Originally constructed between 1855 and 1860, upon their reopening on 5 August 2008 Lough Rynn Castle's walled gardens were the largest privately owned walled gardens in Ireland.

==Planned golf facilities==

A golf course and spa were planned on the site. Nick Faldo designed the golf course and construction for the course commenced in April 2004. Faldo attended the hotel's opening day on 10 September 2006. The idea for the spa was scrapped because the Hanly Group wanted to focus more on the golf course. It was expected to be finished by mid-2008, but a delay in the construction meant that it would not be complete until 2009. By that stage however, they had run out of money and only 60% of it was completed. There have been no talks about bringing it back since. Construction ended in 2010.
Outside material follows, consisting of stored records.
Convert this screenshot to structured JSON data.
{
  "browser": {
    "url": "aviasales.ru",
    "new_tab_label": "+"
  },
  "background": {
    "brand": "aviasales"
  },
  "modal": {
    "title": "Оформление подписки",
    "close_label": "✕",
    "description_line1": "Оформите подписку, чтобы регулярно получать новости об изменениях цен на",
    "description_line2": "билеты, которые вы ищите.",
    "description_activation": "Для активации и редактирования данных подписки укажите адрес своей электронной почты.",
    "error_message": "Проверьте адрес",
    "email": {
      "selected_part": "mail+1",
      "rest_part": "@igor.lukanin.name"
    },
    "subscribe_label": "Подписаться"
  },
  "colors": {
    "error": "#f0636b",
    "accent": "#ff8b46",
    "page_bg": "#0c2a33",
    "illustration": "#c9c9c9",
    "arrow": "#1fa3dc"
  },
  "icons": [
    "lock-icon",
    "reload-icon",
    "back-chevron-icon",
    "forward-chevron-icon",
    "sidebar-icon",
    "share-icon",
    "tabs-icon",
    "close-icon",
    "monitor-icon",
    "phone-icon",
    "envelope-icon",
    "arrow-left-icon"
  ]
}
The surface area of the project was 1.1 km^{2}. It consisted of 18 holes and there was a club house behind trees beside the entrance. During time of construction, a new road was built to accommodate it and some of the old road was used to be part of the golf course. Today, the paths and golf course grounds are now closed to the public, but they are mostly covered with bushes and some paths have become bumpy. However, what would have been one of the entrances to the course has now become a fishing spot for anglers.